Volume 76 › Table of Contents › Article Abstract

Ezekiel as the Voice of the Exiles and Constructor of Exilic Ideology
Dalit Rom-Shiloni, Hebrew Union College-Jewish Institute of Religion
As a member of the Jehoiachin Exile (597 B.c.e.), Ezekiel's identification with the community of deportees is clearly apparent. The present paper suggests that Ezekiel's sympathy with his brethren audience leads him to build a separatist ideology, by which he constructs the Jehoiachin Exiles' exclusiveness over the community of Those Who Remained in the homeland prior to the destruction of Jerusalem (586 B.c.e.) and in its aftermath. I argue that Ezekiel's position in the conflict between Exiles and Those Who Remained in Judah governs his prophecies of judgment against Jerusalem, as much as it frames his perspectives in the prophecies of consolation kept only for the Exiles.

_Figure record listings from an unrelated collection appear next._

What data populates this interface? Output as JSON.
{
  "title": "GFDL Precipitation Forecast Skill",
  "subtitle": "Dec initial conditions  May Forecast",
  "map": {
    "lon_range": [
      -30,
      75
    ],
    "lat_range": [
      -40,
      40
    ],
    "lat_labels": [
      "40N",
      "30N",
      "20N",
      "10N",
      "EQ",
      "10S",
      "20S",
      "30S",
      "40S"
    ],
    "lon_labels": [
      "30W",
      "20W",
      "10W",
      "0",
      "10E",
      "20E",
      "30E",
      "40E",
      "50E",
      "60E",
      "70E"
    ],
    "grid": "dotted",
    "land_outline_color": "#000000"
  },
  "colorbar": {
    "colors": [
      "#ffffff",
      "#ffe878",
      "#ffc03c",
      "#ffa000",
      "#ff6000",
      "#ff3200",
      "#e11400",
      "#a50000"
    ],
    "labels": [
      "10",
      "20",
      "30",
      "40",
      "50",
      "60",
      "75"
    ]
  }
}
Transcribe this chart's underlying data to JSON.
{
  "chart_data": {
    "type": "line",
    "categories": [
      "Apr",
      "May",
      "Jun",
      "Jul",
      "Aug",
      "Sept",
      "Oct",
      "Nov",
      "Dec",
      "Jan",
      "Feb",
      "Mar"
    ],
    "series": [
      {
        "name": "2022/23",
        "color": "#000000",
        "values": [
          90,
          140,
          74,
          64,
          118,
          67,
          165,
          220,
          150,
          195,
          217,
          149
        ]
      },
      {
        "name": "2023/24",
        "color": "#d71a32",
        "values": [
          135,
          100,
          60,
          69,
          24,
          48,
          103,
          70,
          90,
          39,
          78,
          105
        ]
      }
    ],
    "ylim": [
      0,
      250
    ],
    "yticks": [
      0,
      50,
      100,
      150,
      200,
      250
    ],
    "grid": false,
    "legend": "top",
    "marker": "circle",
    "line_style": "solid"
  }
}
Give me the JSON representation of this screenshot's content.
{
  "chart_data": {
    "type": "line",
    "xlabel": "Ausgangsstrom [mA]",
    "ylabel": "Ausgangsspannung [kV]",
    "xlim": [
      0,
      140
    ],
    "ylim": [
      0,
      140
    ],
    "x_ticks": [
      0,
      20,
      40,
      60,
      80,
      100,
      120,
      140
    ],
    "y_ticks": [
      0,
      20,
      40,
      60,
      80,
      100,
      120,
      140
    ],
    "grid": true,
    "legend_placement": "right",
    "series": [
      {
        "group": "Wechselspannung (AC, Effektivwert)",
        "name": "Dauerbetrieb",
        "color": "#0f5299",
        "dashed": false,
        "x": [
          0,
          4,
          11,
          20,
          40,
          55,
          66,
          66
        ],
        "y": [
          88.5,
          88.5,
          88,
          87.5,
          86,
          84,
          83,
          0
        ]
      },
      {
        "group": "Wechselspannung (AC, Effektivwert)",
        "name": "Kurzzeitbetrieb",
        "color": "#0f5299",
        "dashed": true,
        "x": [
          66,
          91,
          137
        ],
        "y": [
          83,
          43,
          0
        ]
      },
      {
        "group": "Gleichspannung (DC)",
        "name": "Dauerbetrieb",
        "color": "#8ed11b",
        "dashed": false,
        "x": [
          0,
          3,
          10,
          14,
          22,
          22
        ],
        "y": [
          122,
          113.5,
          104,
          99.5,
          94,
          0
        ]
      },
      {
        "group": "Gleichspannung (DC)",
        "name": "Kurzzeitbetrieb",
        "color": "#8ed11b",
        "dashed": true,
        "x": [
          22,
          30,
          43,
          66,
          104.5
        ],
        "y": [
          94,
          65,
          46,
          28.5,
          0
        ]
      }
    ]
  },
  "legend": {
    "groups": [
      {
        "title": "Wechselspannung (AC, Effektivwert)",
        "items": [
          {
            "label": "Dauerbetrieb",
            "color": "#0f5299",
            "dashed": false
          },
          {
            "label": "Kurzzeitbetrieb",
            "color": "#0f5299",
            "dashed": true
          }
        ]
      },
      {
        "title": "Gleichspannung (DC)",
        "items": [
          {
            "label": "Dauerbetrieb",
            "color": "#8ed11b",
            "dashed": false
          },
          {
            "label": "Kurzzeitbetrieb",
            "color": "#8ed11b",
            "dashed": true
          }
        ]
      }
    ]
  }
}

To substantiate this argument, the study tracks down the interpretative devices by which Ezekiel rephrases the pentateuchal concepts of land and exile, and transforms (temporarily) the triangular relationship between God, People and Land. These theological paths that Ezekiel had paved, indeed, constituted the Diaspora ideology from the neo-Babylonian period and on as the national-religious community of God.